Vito Quiles pone a prueba a Grande-Marlaska ante lo gravísimo que está por venir
Violencia política en entornos universitarios
Los recientes sucesos ocurridos en los campus universitarios de Navarra, Alicante y otras instituciones académicas españolas han vuelto a evidenciar una problemática persistente y alarmante: la violencia política encubierta bajo la máscara del antifascismo. Lo que inicialmente era la organización de una charla del comunicador Vito Quiles se transformó en un claro ejemplo de la intolerancia que caracteriza a algunos grupos de la izquierda más radical.
Los hechos ocurridos
- Vito Quiles, reconocido por su enfoque periodístico frontal y por realizar interrogantes incómodas a figuras políticas, afirmaba que "la izquierda radical está utilizando la fuerza para acallar opiniones discordantes".
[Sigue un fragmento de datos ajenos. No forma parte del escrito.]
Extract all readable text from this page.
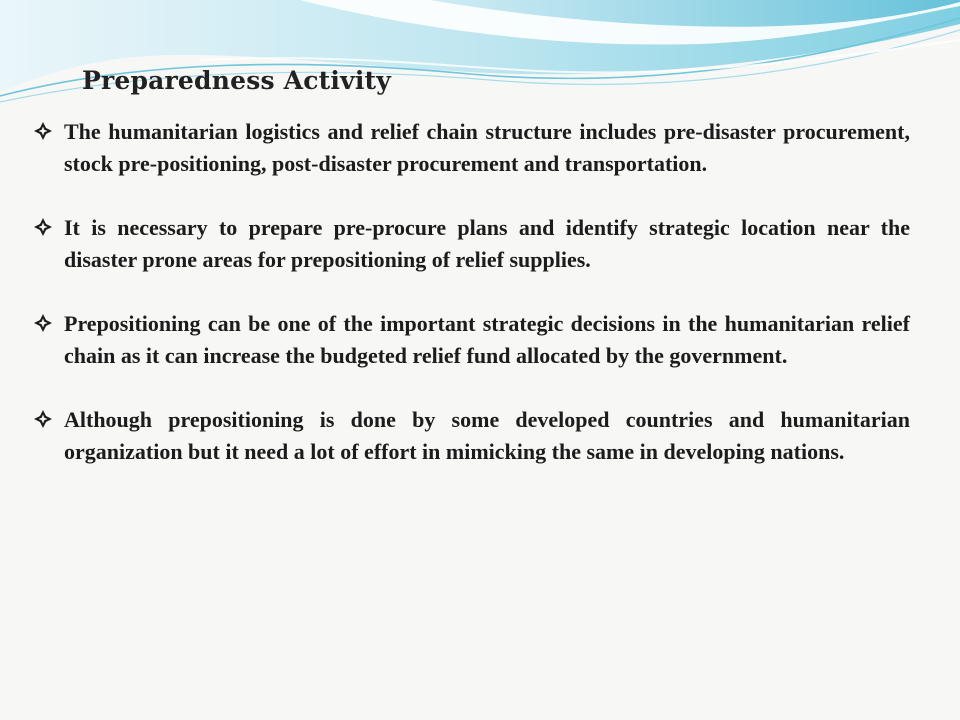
Preparedness Activity
The humanitarian logistics and relief chain structure includes pre-disaster procurement, stock pre-positioning, post-disaster procurement and transportation.
It is necessary to prepare pre-procure plans and identify strategic location near the disaster prone areas for prepositioning of relief supplies.
Prepositioning can be one of the important strategic decisions in the humanitarian relief chain as it can increase the budgeted relief fund allocated by the government.
Although prepositioning is done by some developed countries and humanitarian organization but it need a lot of effort in mimicking the same in developing nations.
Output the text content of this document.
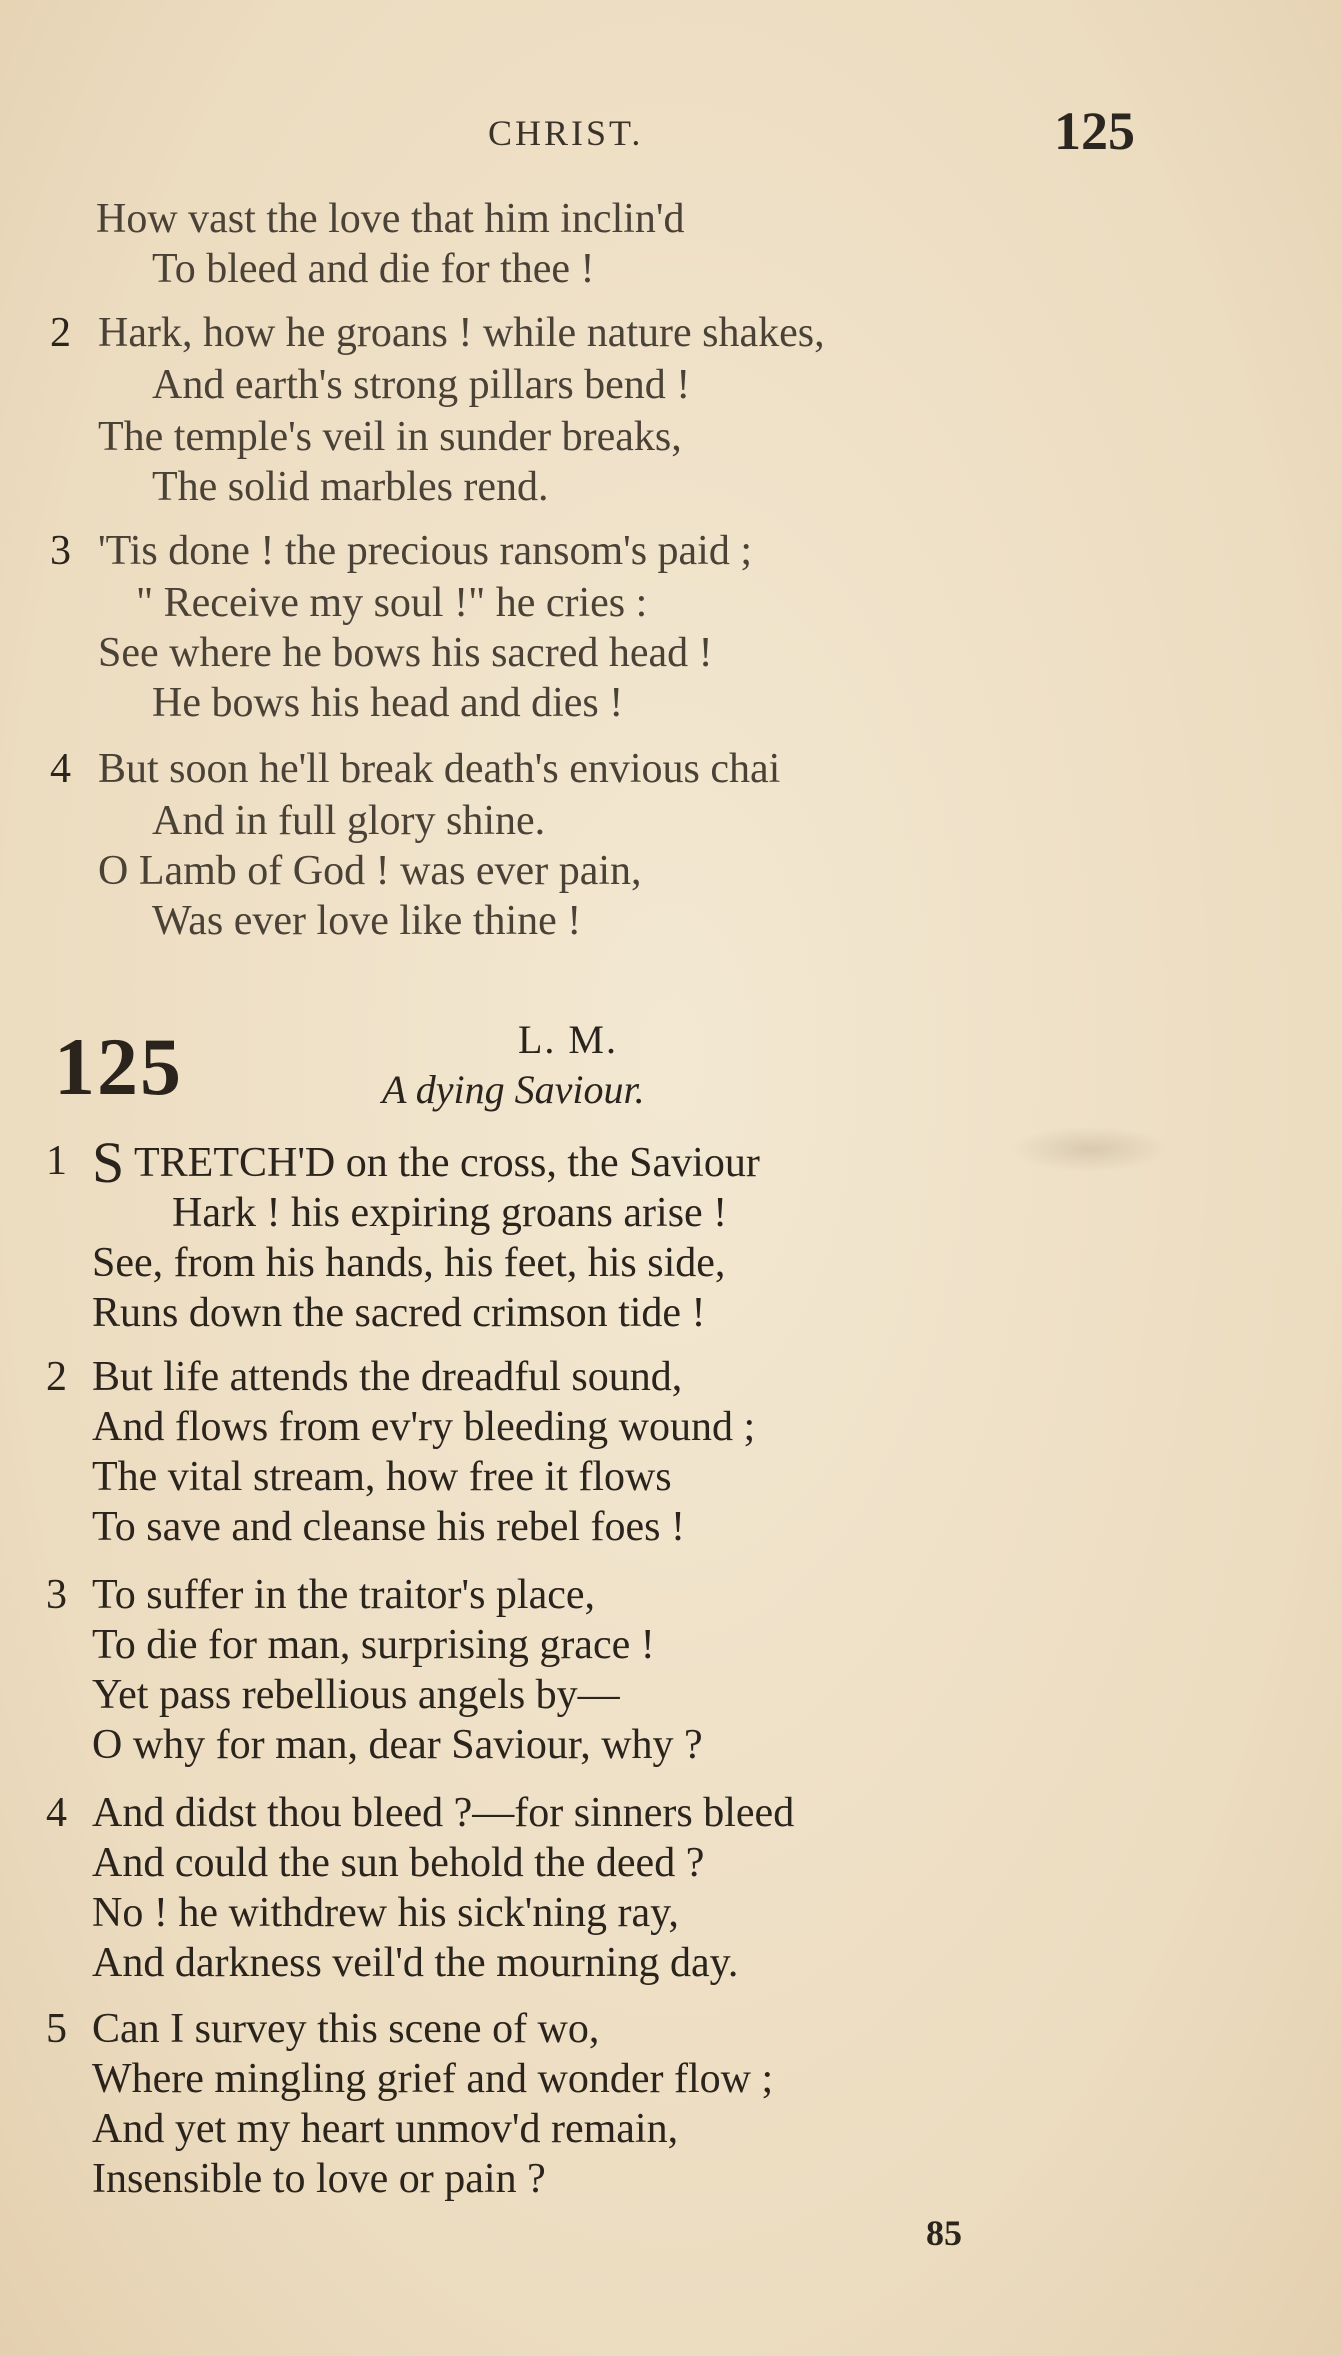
CHRIST.	125
How vast the love that him inclin'd
To bleed and die for thee !
2 Hark, how he groans ! while nature shakes,
And earth's strong pillars bend !
The temple's veil in sunder breaks,
The solid marbles rend.
3 'Tis done ! the precious ransom's paid ;
" Receive my soul !" he cries :
See where he bows his sacred head !
He bows his head and dies !
4 But soon he'll break death's envious chai
And in full glory shine.
O Lamb of God ! was ever pain,
Was ever love like thine !
125	L. M.
A dying Saviour.
1 S TRETCH'D on the cross, the Saviour
Hark ! his expiring groans arise !
See, from his hands, his feet, his side,
Runs down the sacred crimson tide !
2 But life attends the dreadful sound,
And flows from ev'ry bleeding wound ;
The vital stream, how free it flows
To save and cleanse his rebel foes !
3 To suffer in the traitor's place,
To die for man, surprising grace !
Yet pass rebellious angels by—
O why for man, dear Saviour, why ?
4 And didst thou bleed ?—for sinners bleed
And could the sun behold the deed ?
No ! he withdrew his sick'ning ray,
And darkness veil'd the mourning day.
5 Can I survey this scene of wo,
Where mingling grief and wonder flow ;
And yet my heart unmov'd remain,
Insensible to love or pain ?
85
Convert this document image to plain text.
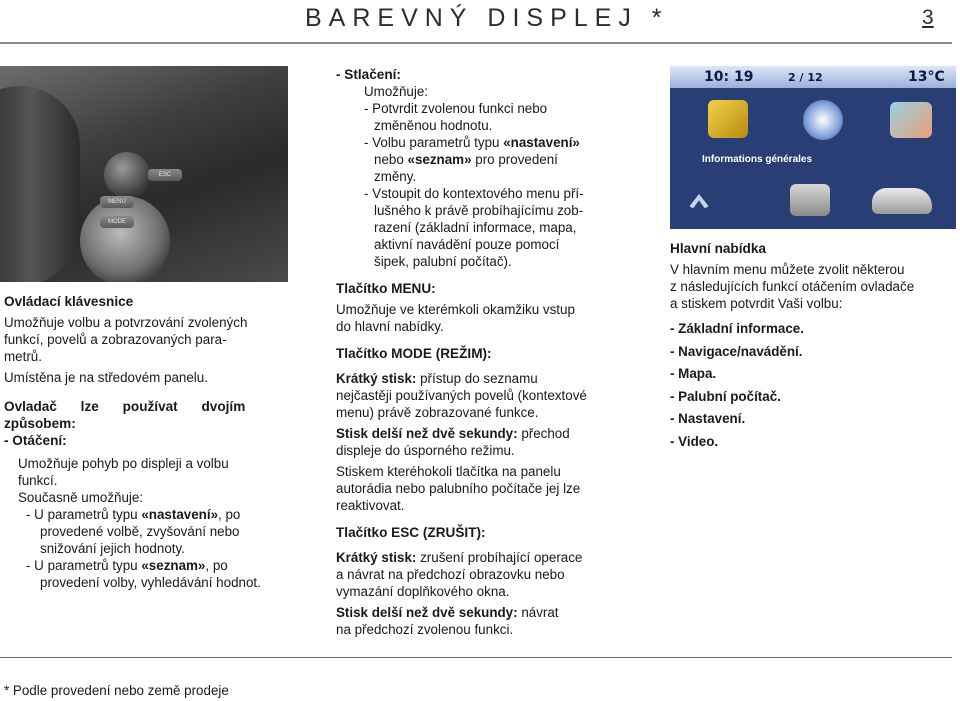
BAREVNÝ DISPLEJ *	3
ESC
MENU
MODE

Ovládací klávesnice

Umožňuje volbu a potvrzování zvolených

funkcí, povelů a zobrazovaných para-

metrů.

Umístěna je na středovém panelu.

Ovladač lze používat dvojím

způsobem:

- Otáčení:

Umožňuje pohyb po displeji a volbu

funkcí.

Současně umožňuje:

- U parametrů typu «nastavení», po

provedené volbě, zvyšování nebo

snižování jejich hodnoty.

- U parametrů typu «seznam», po

provedení volby, vyhledávání hodnot.

- Stlačení:

Umožňuje:

- Potvrdit zvolenou funkci nebo

změněnou hodnotu.

- Volbu parametrů typu «nastavení»

nebo «seznam» pro provedení

změny.

- Vstoupit do kontextového menu pří-

lušného k právě probíhajícímu zob-

razení (základní informace, mapa,

aktivní navádění pouze pomocí

šipek, palubní počítač).

Tlačítko MENU:

Umožňuje ve kterémkoli okamžiku vstup

do hlavní nabídky.

Tlačítko MODE (REŽIM):

Krátký stisk: přístup do seznamu

nejčastěji používaných povelů (kontextové

menu) právě zobrazované funkce.

Stisk delší než dvě sekundy: přechod

displeje do úsporného režimu.

Stiskem kteréhokoli tlačítka na panelu

autorádia nebo palubního počítače jej lze

reaktivovat.

Tlačítko ESC (ZRUŠIT):

Krátký stisk: zrušení probíhající operace

a návrat na předchozí obrazovku nebo

vymazání doplňkového okna.

Stisk delší než dvě sekundy: návrat

na předchozí zvolenou funkci.

10: 19	2 / 12	13°C
Informations générales

Hlavní nabídka

V hlavním menu můžete zvolit některou

z následujících funkcí otáčením ovladače

a stiskem potvrdit Vaši volbu:

- Základní informace.

- Navigace/navádění.

- Mapa.

- Palubní počítač.

- Nastavení.

- Video.

* Podle provedení nebo země prodeje
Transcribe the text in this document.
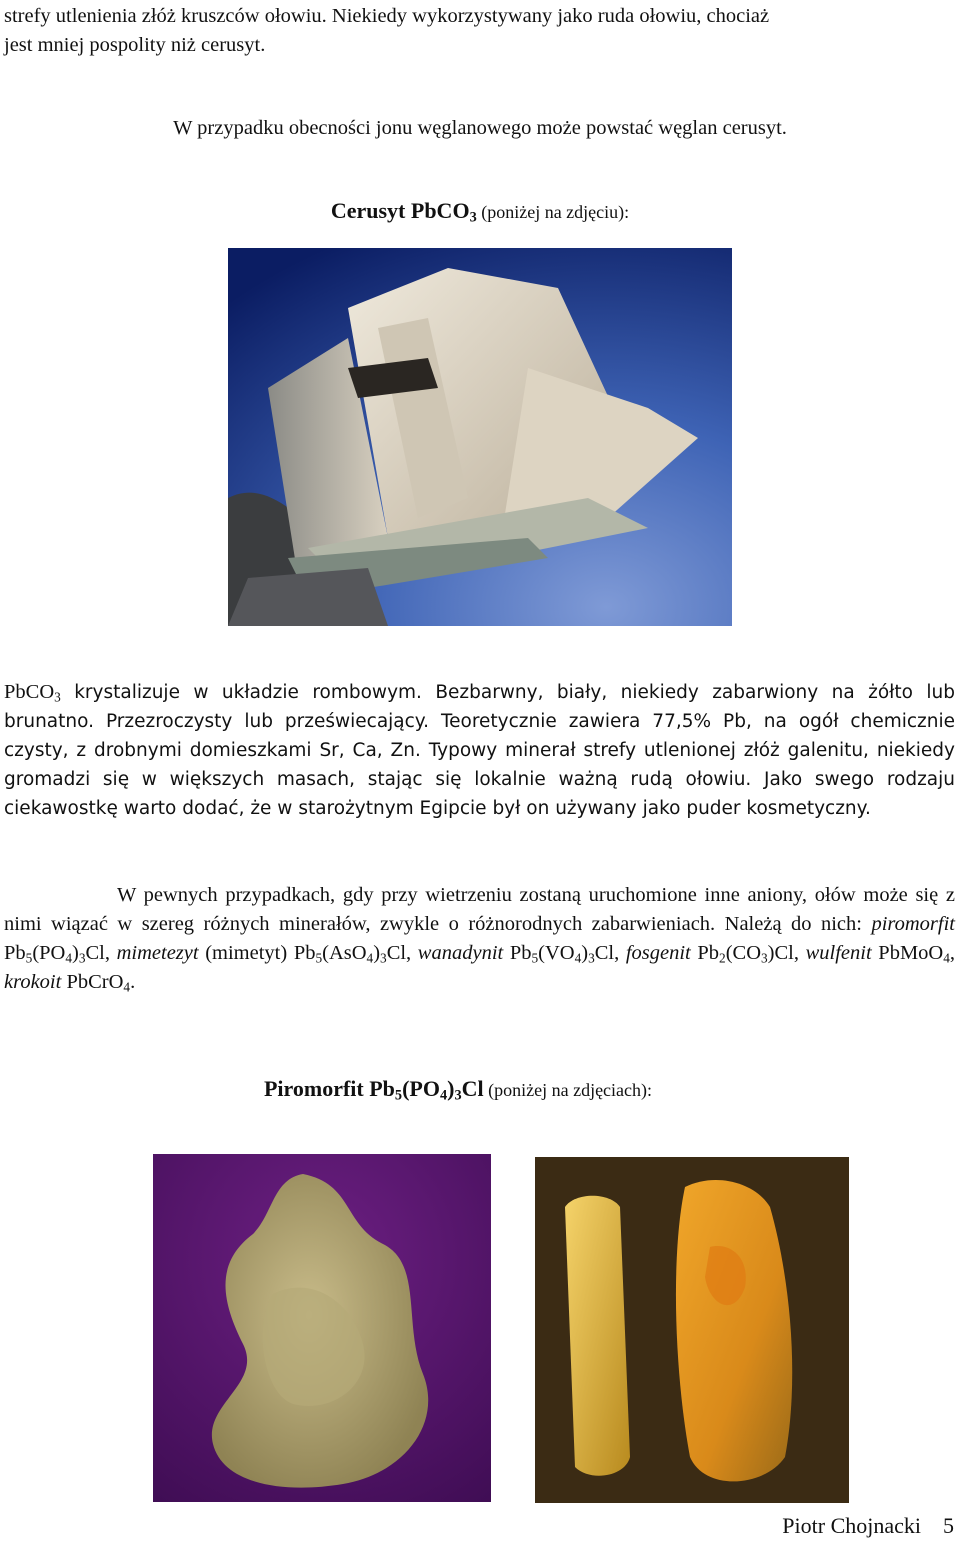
strefy utlenienia złóż kruszców ołowiu. Niekiedy wykorzystywany jako ruda ołowiu, chociaż
jest mniej pospolity niż cerusyt.

W przypadku obecności jonu węglanowego może powstać węglan cerusyt.

Cerusyt PbCO$_3$ (poniżej na zdjęciu):

PbCO$_3$ krystalizuje w układzie rombowym. Bezbarwny, biały, niekiedy zabarwiony na żółto lub brunatno. Przezroczysty lub przeświecający. Teoretycznie zawiera 77,5% Pb, na ogół chemicznie czysty, z drobnymi domieszkami Sr, Ca, Zn. Typowy minerał strefy utlenionej złóż galenitu, niekiedy gromadzi się w większych masach, stając się lokalnie ważną rudą ołowiu. Jako swego rodzaju ciekawostkę warto dodać, że w starożytnym Egipcie był on używany jako puder kosmetyczny.

W pewnych przypadkach, gdy przy wietrzeniu zostaną uruchomione inne aniony, ołów może się z nimi wiązać w szereg różnych minerałów, zwykle o różnorodnych zabarwieniach. Należą do nich: piromorfit $Pb_5(PO_4)_3Cl$, mimetezyt (mimetyt) $Pb_5(AsO_4)_3Cl$, wanadynit $Pb_5(VO_4)_3Cl$, fosgenit $Pb_2(CO_3)Cl$, wulfenit PbMoO$_4$, krokoit PbCrO$_4$.

Piromorfit $Pb_5(PO_4)_3Cl$ (poniżej na zdjęciach):

Piotr Chojnacki 5
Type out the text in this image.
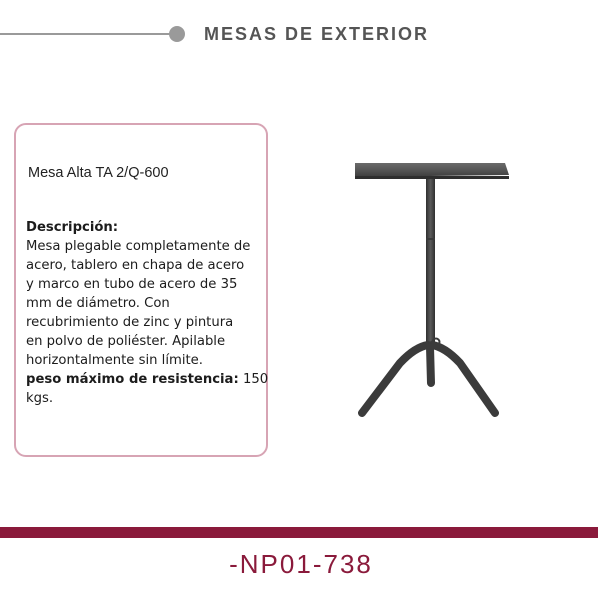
MESAS DE EXTERIOR
Mesa Alta TA 2/Q-600
Descripción:
Mesa plegable completamente de
acero, tablero en chapa de acero
y marco en tubo de acero de 35
mm de diámetro. Con
recubrimiento de zinc y pintura
en polvo de poliéster. Apilable
horizontalmente sin límite.
peso máximo de resistencia: 150
kgs.
-NP01-738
- La realidad confirmó sus palabras: numerosos individuos encapuchados intervinieron el jueves pasado en las inmediaciones de la Universidad de Navarra, obstaculizando la realización de su ponencia.
- Se registraron intimidaciones, ofensas y ataques físicos contra personas que simplemente deseaban presenciar la intervención de Quiles.
- Un profesional de El Español recibió una agresión severa —con piedras y patadas mientras yacía en el suelo— por tratar de documentar los altercados.
Falta de seguridad y respuesta institucional
Según los relatos recopilados, las fuerzas policiales reconocieron su incapacidad para asegurar la protección frente a la cantidad y hostilidad de los manifestantes radicales.
Este no constituye un evento excepcional. Durante las últimas semanas, múltiples universidades han presenciado sabotajes organizados contra eventos académicos donde los participantes no se alineaban con la doctrina ideológica de los autoproclamados "antifascistas".
La paradoja del comportamiento fascista
Resulta contradictorio que las actitudes genuinamente fascistas provengan precisamente de quienes pretenden determinar:
- Quién tiene derecho a expresarse
- Qué ideas pueden ser manifestadas
- Quién debe permanecer en silencio
Posicionamiento universitario y político
Mientras tanto, las directivas universitarias mantienen una postura ambiguamente peligrosa. La mayoría elude pronunciamientos contundentes y se ampara en declaraciones genéricas sobre la "importancia de mantener la armonía", cuando en realidad se ha producido un asalto directo a la libertad de expresión.
El propio Quiles lo expresó sin rodeos: "La institución académica se vio obligada a cancelar todas sus actividades para prevenir enfrentamientos violentos. Los radicales actuaban con total impunidad".
Resulta aún más alarmante el mutismo mantenido por gran parte de la dirigencia política. Algunos representantes de Podemos y sectores afines a Sumar, en lugar de repudiar los acontecimientos, han celebrado en plataformas digitales las acciones de los radicales, validando indirectamente la violencia ejercida "contra los fascistas".
- Entre estas figuras destaca Irene Montero, quien ha elogiado abiertamente la "resistencia universitaria", sin considerar que lo ocurrido representa un acto de imposición y censura.
Consecuencias y peticiones
En este escenario, iniciativas como la impulsada por Quiles junto a HazteOír —una solicitud popular para requerir al Ministerio del Interior que dirije Fernando Grande-Marlaska medidas de protección en sus próximas apariciones en Madrid— adquieren un profundo significado simbólico. No se limita a su situación particular, sino que afecta al derecho fundamental de cualquier persona a manifestar su pensamiento sin temor a ser atacado.
Reflexión final
El núcleo del conflicto es evidente: España está erosionando el valor del disentimiento. En los espacios universitarios, donde debería prosperar el intercambio de ideas, se impone el pensamiento único recetascookeomoulinex-es.translate.goog.
Lo más preocupante es que el temor comienza a extenderse. Docentes, estudiantes y ponentes evitan ciertos temas o deciden no participar por miedo a posibles represalias.
Este panorama evoca los periodos más sombríos del fanatismo ideológico: aquellos que se autodenominan "antifascistas" operando como censores, determinando qué ideologías pueden circular y cuáles deben ser suprimidas.
Mientras tanto, la libertad de expresión —principio fundamental sobre el que se erige cualquier sistema democrático— se transforma en un bien transable.
Los eventos de Navarra y Alicante no son meras casualidades. Son indicios de una tendencia alarmante, de una izquierda que equipara disidencia con antagonismo, y que ha transformado el antifascismo en un pretexto para ejercer la violencia política.
Nada resulta más totalitario que quien, invocando la libertad, impone el mutismo mediante la coerción.
Y si el Estado —y el propio Ministerio del Interior— no protegen el derecho a expresarse sin intimidación, la democracia española enfrenta el peligro de normalizar lo inaceptable: que sean los violentos quienes determinen quién puede ejercer su derecho a la palabra.